Truck fatalities are at the highest rate since 1988. Are ELDs to blame?

One group called for the immediate suspension of ELD regulations after the crash data was released.

Trucking Fatality Rate

Startling new data from the National Highway Traffic Safety Administration (NHTSA) shows that large truck occupants are dying in crashes at the highest rate in decades following the implementation of Electronic Logging Device (ELD) regulations intended to increase highway safety.

On October 22, the NHTSA released a report on crash fatalities in 2018 — the first full year since the Federal Motor Carrier Safety Administration (FMCSA) required most truckers to start using ELDs to track Hours of Service compliance in December of 2017. The FMCSA promised that the ELD Mandate would “help create a safer work environment for drivers.”

While there was a 2.4% decrease in crash fatalities for all drivers, the NHTSA data showed that fatal crashes involving large trucks actually increased by 0.9%.

Additionally, large truck occupant fatalities also increased by 0.8% to 885 in total for 2018. This marks the highest rate of large truck occupant crash deaths since 1988, when 911 people lost their lives.

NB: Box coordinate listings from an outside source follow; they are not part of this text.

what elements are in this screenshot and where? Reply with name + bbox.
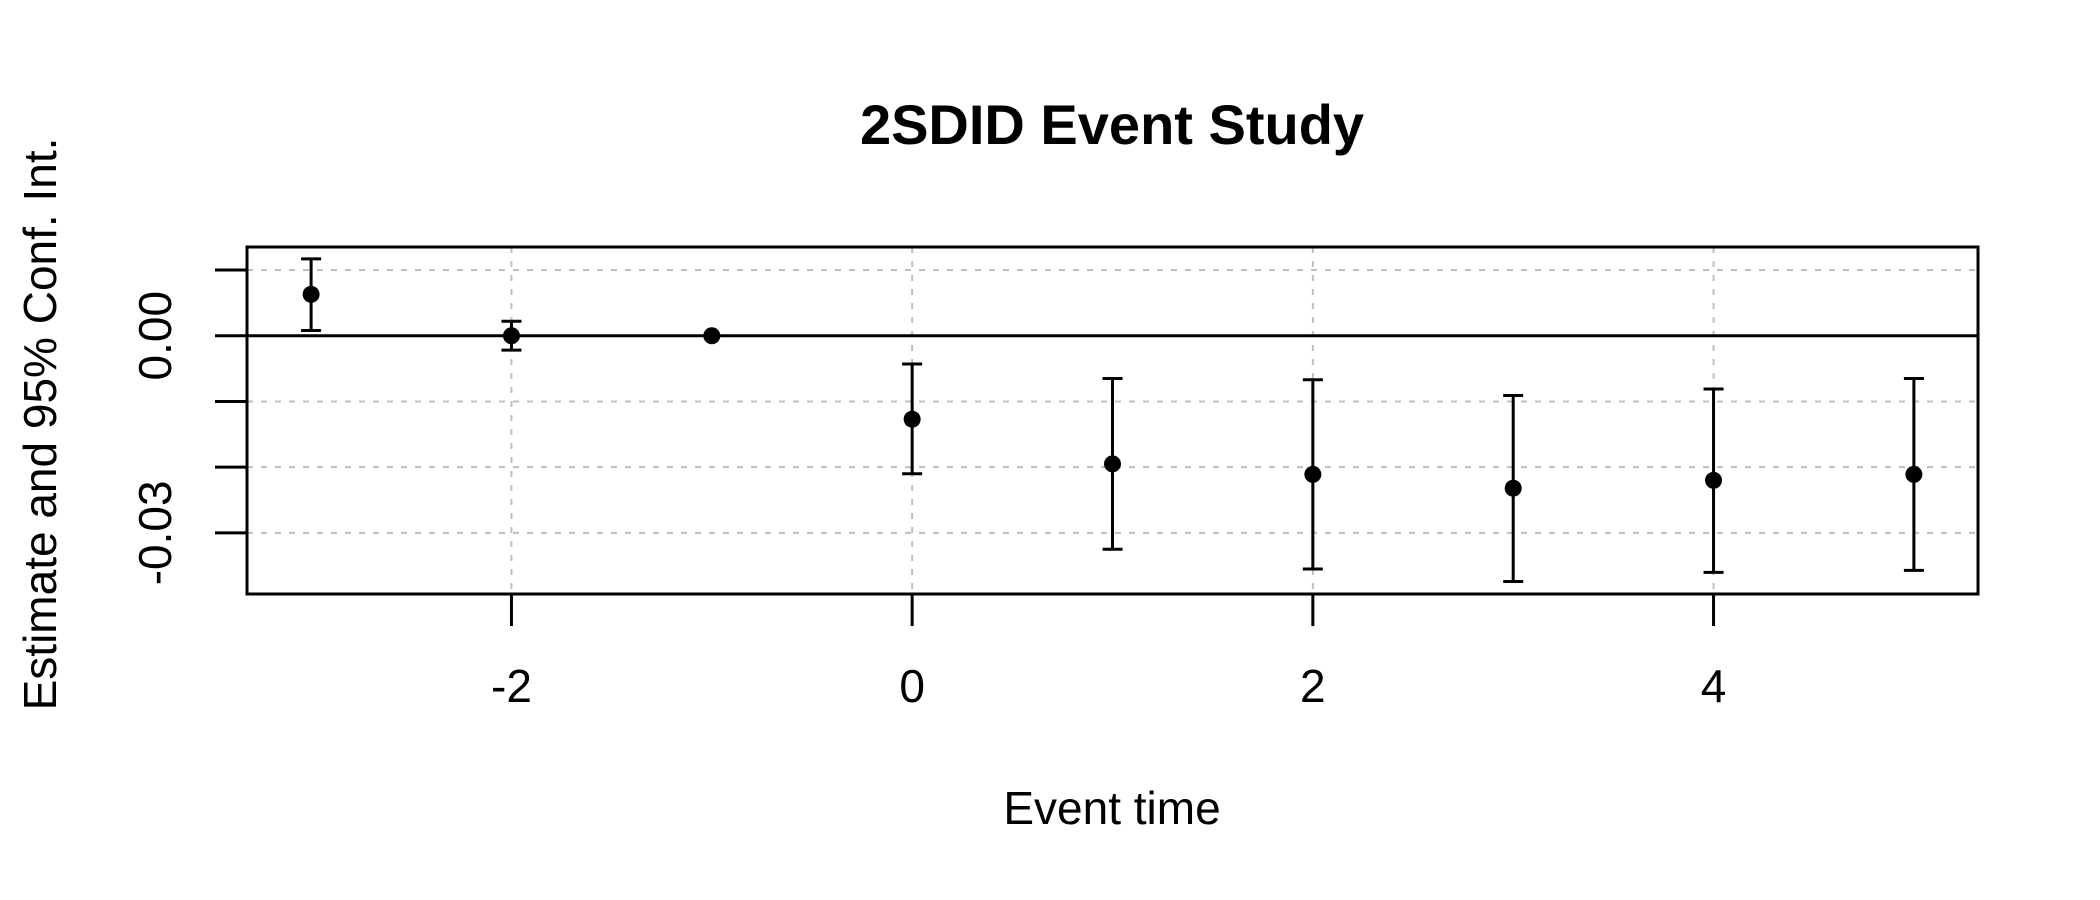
x-tick-label-0: -2	[491, 660, 532, 712]
point-5	[1304, 465, 1322, 483]
y-tick-label-1: 0.00	[129, 291, 181, 381]
chart-title: 2SDID Event Study	[860, 93, 1364, 156]
estimate-3	[902, 362, 923, 476]
estimate-5	[1302, 378, 1323, 571]
estimate-7	[1703, 387, 1724, 574]
point-2	[703, 327, 721, 345]
estimate-0	[301, 257, 322, 332]
estimate-8	[1903, 376, 1924, 572]
point-3	[903, 410, 921, 428]
point-4	[1104, 455, 1121, 473]
y-tick-label-4: -0.03	[129, 480, 181, 585]
estimate-4	[1102, 376, 1123, 551]
estimate-6	[1503, 394, 1524, 584]
x-tick-label-1: 0	[899, 660, 925, 712]
point-7	[1705, 471, 1723, 489]
point-0	[302, 285, 320, 303]
point-6	[1504, 479, 1522, 497]
point-8	[1905, 465, 1923, 483]
point-1	[502, 327, 520, 345]
x-axis: -2 0 2 4	[491, 594, 1726, 712]
plot-frame	[245, 245, 1980, 596]
estimate-1	[501, 319, 522, 352]
x-axis-label: Event time	[1003, 782, 1220, 834]
y-axis-label: Estimate and 95% Conf. Int.	[14, 138, 66, 711]
data-marks	[301, 257, 1924, 584]
estimate-2	[703, 327, 721, 345]
y-axis: 0.00 -0.03	[129, 268, 247, 585]
x-tick-label-3: 4	[1701, 660, 1727, 712]
x-tick-label-2: 2	[1300, 660, 1326, 712]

James Lamb of the trucking trade group Small Business in Transportation Coalition wrote to Congress in the wake of the release of the fatal crash data asking for the immediate suspension of ELD regulations. Lamb argued that ELDs encourage truckers to speed to try to beat the clock, which in turn leads to an increased number of crashes.

From Lamb’s letter to Congress:

In any event, whereas the Federal Motor Carrier Safety Administration (FMCSA) had promised the industry and public that ELDs would save 26 lives per year, it now is evident this is not the case. Our members have reported to us that they have witnessed an increase in truck drivers speeding recklessly since the ELD rule went into effect to beat the clock, a clock that has now become controlled by machines.

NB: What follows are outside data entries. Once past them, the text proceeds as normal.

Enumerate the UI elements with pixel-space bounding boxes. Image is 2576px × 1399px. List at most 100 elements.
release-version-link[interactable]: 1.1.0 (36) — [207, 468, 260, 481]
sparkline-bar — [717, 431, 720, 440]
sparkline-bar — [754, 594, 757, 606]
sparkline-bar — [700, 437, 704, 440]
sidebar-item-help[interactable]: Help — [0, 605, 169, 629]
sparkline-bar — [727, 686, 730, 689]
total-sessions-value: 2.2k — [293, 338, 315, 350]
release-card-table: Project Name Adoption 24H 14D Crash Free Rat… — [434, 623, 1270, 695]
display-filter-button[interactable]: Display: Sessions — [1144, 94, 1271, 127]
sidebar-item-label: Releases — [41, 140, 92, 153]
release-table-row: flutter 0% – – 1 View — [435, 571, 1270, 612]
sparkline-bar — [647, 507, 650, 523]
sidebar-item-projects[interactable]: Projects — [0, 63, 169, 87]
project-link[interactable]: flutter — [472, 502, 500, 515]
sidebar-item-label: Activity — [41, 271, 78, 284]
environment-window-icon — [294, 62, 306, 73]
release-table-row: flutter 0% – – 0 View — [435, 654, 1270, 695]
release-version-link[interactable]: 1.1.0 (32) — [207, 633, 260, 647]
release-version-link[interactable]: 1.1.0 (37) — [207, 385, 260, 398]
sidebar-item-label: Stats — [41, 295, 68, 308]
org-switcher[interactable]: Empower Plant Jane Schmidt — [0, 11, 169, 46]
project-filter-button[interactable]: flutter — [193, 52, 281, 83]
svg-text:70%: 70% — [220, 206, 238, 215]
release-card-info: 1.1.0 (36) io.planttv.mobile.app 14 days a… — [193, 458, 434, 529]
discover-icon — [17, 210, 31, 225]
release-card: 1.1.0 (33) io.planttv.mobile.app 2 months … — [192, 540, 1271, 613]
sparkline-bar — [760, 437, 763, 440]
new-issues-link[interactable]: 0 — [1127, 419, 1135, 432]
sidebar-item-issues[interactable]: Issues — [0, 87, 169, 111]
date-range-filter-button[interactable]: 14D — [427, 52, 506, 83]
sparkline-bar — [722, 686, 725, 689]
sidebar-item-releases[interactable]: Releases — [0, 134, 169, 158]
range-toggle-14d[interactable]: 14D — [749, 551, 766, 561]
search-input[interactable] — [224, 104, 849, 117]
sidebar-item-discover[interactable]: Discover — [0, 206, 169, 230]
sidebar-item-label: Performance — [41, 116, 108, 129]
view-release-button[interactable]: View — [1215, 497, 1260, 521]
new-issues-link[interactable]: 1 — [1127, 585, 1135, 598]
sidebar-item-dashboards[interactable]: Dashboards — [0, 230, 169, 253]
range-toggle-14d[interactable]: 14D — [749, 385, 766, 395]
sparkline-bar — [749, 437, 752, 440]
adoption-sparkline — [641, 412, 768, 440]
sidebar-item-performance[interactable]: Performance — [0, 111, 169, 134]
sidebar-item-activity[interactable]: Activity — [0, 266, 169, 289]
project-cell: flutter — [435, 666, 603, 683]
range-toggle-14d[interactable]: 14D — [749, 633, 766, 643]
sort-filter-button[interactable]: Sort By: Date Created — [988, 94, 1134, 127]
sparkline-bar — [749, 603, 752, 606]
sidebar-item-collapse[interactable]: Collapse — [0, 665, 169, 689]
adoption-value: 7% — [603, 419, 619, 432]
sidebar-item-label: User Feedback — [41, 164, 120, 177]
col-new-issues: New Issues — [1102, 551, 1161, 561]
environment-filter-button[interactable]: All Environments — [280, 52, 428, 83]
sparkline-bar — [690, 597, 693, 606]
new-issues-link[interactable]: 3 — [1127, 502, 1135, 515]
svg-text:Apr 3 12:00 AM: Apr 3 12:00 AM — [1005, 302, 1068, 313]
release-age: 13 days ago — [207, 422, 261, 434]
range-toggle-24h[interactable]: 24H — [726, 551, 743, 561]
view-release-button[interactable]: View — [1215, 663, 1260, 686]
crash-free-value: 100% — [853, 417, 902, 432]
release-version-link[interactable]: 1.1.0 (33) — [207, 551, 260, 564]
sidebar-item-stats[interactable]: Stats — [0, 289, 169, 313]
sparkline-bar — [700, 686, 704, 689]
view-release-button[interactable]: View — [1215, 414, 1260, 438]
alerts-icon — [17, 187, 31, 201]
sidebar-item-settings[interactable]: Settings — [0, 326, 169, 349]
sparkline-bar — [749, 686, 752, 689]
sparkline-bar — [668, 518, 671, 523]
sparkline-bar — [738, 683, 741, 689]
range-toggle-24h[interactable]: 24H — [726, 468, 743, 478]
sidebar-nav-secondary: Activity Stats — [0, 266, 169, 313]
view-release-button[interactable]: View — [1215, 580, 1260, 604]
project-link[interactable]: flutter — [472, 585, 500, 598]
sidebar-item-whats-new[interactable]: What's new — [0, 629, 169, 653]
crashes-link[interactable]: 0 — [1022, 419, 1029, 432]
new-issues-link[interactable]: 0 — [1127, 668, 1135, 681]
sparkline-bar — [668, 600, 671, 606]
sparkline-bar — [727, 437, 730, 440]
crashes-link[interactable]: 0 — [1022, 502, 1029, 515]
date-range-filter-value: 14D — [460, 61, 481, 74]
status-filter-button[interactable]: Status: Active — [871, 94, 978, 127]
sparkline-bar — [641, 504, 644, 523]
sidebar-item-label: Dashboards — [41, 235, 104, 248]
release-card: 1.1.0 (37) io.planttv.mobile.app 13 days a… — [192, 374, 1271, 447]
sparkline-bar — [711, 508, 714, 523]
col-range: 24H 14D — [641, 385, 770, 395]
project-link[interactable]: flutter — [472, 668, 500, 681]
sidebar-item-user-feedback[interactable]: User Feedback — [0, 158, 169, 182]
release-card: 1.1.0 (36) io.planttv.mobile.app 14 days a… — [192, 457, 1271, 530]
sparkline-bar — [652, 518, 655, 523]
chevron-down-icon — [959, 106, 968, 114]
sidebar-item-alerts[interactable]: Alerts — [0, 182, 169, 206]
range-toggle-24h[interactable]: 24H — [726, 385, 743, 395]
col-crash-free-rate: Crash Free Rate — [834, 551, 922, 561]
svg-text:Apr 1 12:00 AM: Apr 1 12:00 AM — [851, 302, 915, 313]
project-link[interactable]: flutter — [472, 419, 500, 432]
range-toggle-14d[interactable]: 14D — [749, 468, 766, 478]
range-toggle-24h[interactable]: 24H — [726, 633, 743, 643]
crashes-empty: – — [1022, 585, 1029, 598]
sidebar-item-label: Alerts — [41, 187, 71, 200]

While we neither condone cheating on paper logs nor speeding, we can understand truck drivers’ anxiety in that they are trying to avoid starvation because they are paid by the mile. We believe this is the reason for the increase in fatalities these past two years –rather than FMCSA’s projected decrease… in this, the ELD era. We therefore write to you both today to respectfully ask you to please immediately suspend the ELD mandate and direct FMCSA to further study this issue to determine whether the ELD rule is ripe for repeal. We believe this would immediately relieve the strain on the industry and protect the public from more fatalities in the remainder of 2019 and moving forward.

The NHTSA released preliminary crash fatality data for 2018 in June 2019 that also pointed toward an upward trend in truck crash fatalities in the first full year of the ELD Mandate.